Design untested in the U.S.
The technology that Dominion selected for North Anna 3, as it’s known, was designed by GE Hitachi Nuclear Energy based in Wilmington, North Carolina and is rated at about 1,500 megawatts. It is touted as a simpler and safer way of splitting atoms to generate the steam that turns the turbines which generate electricity.
GE-Hitachi is quick to spotlight what it claims is a much faster and safer way to shut down operations in the event of earthquake or some other emergency.
While the 2011 earthquake, which measured 5.8 on the Earthquake Magnitude Scale (often referred to as the Richter scale), was the first ever recorded of a significant magnitude in the eastern U.S., Central Virginia has experienced minor earthquakes ranging between 2.2 and 2.6 over the past three months; one as recently as last Wednesday, according to David Spears, the state geologist. Spears said he felt it in his home in Buckingham County about 70 miles southwest of the North Anna plant.
Spears said updated analyses of the Central Virginia seismic zone point to more temblors but cautioned they will likely register low on the magnitude scale. He wouldn’t rule out the possibility of another major quake.
The recent quakes were not addressed at last week’s hearing. Dominion spokesman Richard Zuercher said to his knowledge the recent earthquakes were not felt at the North Anna plant.
A ‘nightmare’ for customers?
Tokyo-based Toshiba, whose Westinghouse subsidiary is building a two reactors in South Carolina and Georgia, has said it is exiting the nuclear construction business.

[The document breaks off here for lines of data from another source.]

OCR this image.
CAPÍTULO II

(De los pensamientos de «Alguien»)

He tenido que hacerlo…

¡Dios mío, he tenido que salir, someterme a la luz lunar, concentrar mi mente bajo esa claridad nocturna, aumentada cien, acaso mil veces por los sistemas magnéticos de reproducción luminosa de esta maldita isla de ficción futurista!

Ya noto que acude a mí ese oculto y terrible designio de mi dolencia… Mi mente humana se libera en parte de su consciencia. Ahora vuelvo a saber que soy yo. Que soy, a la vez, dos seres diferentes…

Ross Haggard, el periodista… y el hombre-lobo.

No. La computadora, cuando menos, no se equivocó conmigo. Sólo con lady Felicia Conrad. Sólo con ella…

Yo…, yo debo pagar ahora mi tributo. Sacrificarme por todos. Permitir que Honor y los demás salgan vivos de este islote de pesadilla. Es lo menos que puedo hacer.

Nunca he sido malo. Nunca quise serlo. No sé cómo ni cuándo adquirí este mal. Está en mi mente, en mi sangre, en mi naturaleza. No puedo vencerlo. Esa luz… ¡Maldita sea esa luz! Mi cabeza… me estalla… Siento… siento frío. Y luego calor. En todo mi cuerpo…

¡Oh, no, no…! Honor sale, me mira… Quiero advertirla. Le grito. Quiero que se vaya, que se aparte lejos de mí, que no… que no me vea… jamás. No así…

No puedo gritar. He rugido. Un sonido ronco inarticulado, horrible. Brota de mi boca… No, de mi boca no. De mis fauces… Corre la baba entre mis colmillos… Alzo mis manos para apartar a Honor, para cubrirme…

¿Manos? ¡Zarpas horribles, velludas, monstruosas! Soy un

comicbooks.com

Both construction projects have experienced significant delays and cost overruns and ratepayers are picking up part of the tab even before either reactor begins generating electricity.
“You only need to look at the nuclear reactors under construction in South Carolina to understand what a nightmare nuclear plants are for customers,” said Main. “Those plants are two years behind schedule and billions of dollars over budget, while already pushing up electricity rates in South Carolina to fund construction.”

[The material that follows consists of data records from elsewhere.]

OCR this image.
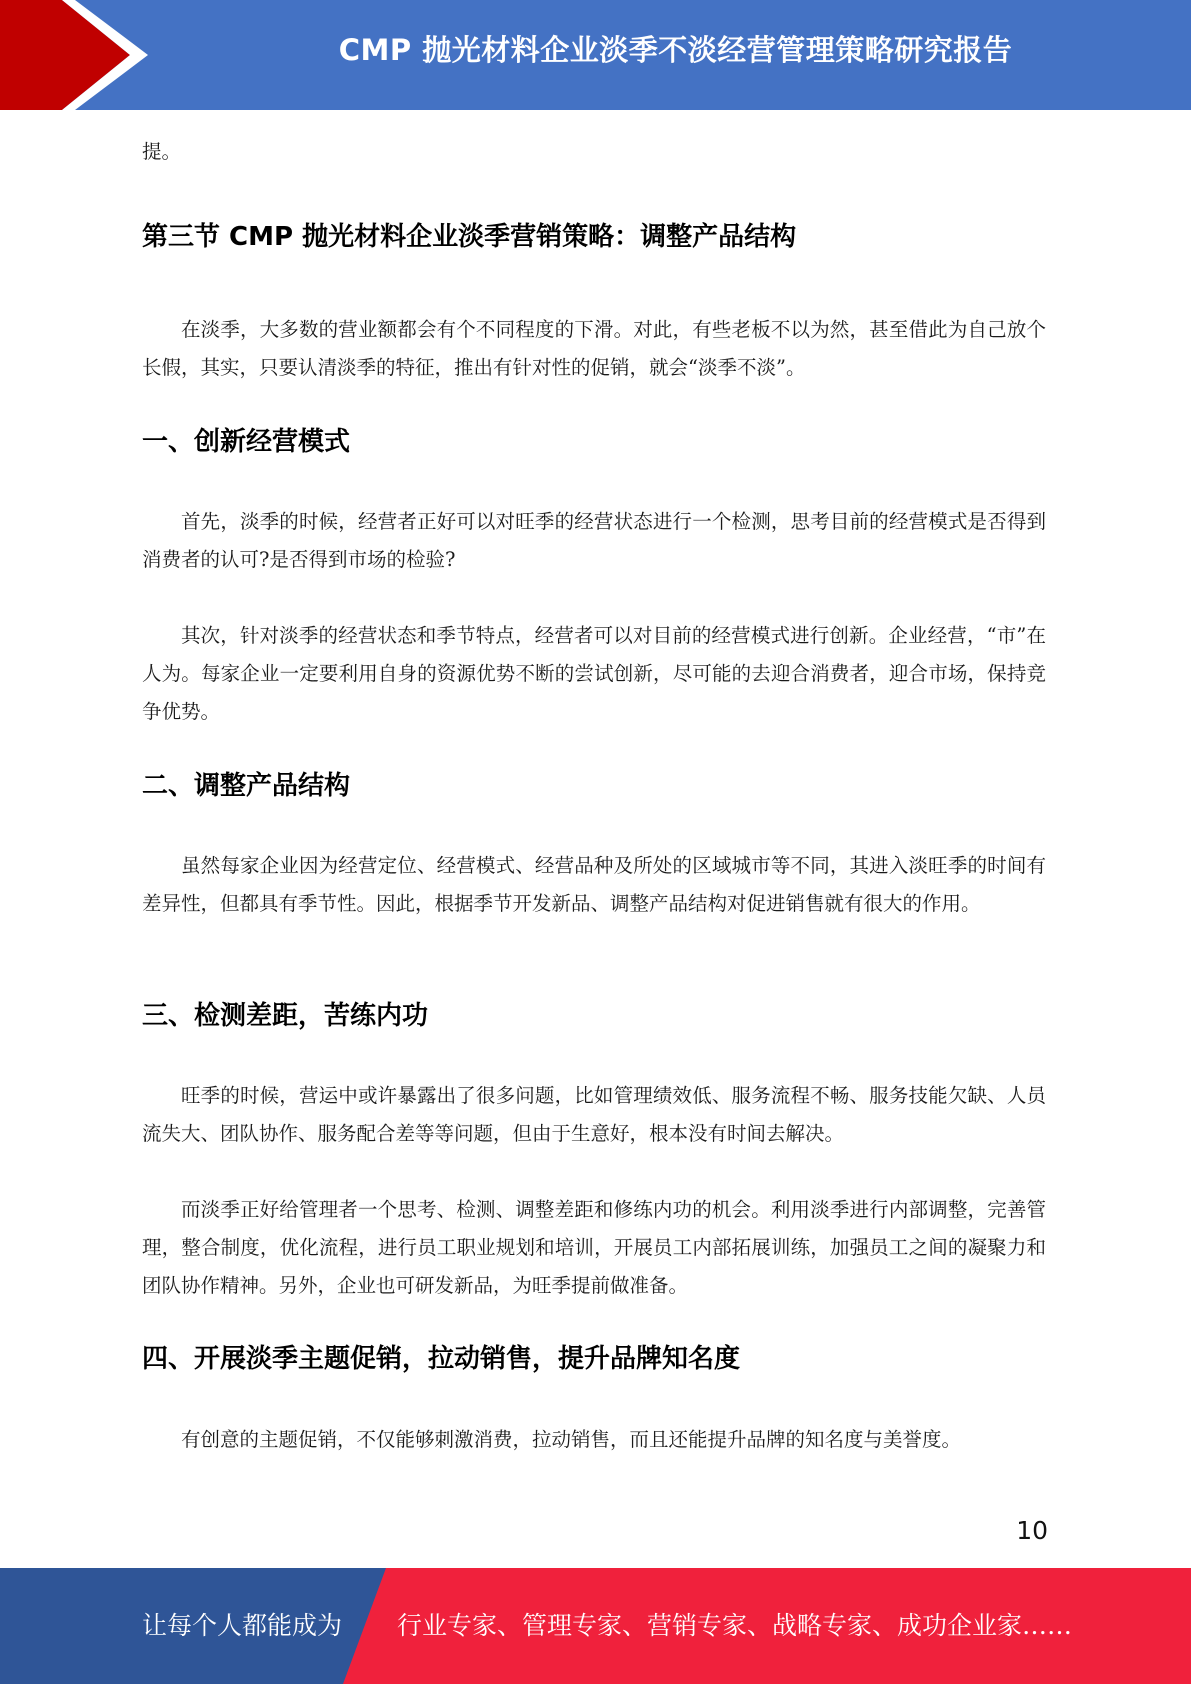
CMP 抛光材料企业淡季不淡经营管理策略研究报告

提。

第三节 CMP 抛光材料企业淡季营销策略：调整产品结构

在淡季，大多数的营业额都会有个不同程度的下滑。对此，有些老板不以为然，甚至借此为自己放个长假，其实，只要认清淡季的特征，推出有针对性的促销，就会“淡季不淡”。

一、创新经营模式

首先，淡季的时候，经营者正好可以对旺季的经营状态进行一个检测，思考目前的经营模式是否得到消费者的认可?是否得到市场的检验?

其次，针对淡季的经营状态和季节特点，经营者可以对目前的经营模式进行创新。企业经营，“市”在人为。每家企业一定要利用自身的资源优势不断的尝试创新，尽可能的去迎合消费者，迎合市场，保持竞争优势。

二、调整产品结构

虽然每家企业因为经营定位、经营模式、经营品种及所处的区域城市等不同，其进入淡旺季的时间有差异性，但都具有季节性。因此，根据季节开发新品、调整产品结构对促进销售就有很大的作用。

三、检测差距，苦练内功

旺季的时候，营运中或许暴露出了很多问题，比如管理绩效低、服务流程不畅、服务技能欠缺、人员流失大、团队协作、服务配合差等等问题，但由于生意好，根本没有时间去解决。

而淡季正好给管理者一个思考、检测、调整差距和修练内功的机会。利用淡季进行内部调整，完善管理，整合制度，优化流程，进行员工职业规划和培训，开展员工内部拓展训练，加强员工之间的凝聚力和团队协作精神。另外，企业也可研发新品，为旺季提前做准备。

四、开展淡季主题促销，拉动销售，提升品牌知名度

有创意的主题促销，不仅能够刺激消费，拉动销售，而且还能提升品牌的知名度与美誉度。

10
让每个人都能成为 行业专家、管理专家、营销专家、战略专家、成功企业家……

Ratepayers in Georgia are suffering similar consequences of delays and cost overruns for two new reactors at Georgia Power’s Plant Vogtle.
Main said Dominion is bold enough and has forged enough ties with lawmakers through its campaign donations to seek a law enabling it to proceed with construction, bypassing state regulatory approval.

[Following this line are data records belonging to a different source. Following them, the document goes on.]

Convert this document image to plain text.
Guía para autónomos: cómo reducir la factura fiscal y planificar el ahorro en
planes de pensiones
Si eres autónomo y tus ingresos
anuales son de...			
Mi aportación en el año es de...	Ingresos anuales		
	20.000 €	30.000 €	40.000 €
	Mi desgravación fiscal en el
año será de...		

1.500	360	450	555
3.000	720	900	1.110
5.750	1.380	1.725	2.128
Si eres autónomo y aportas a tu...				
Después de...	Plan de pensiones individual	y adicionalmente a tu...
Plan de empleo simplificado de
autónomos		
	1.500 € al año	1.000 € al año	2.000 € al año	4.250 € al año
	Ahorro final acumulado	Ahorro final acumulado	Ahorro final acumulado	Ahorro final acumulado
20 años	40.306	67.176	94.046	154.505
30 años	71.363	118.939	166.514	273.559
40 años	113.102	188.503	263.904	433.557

“So far the General Assembly has gone along with whatever Dominion wants,” Main said. “But Dominion will be taking a huge risk if it tries to get around the SCC by getting legislators to pass a bill forcing North Anna 3 down the throats of ratepayers. The Attorney General’s office calculates that North Anna 3 would raise rates by 25% in its first year in operation. What legislator can justify that to constituents?”
“We are poised to obtain a license for the new unit. We have not decided to build the new unit, and won’t do so until after we obtain the COL,” said Mitchell.
“The energy markets change,” Zuercher added. “What might have made sense at one time, might not make sense now but may make sense again. It’s all a timing issue.”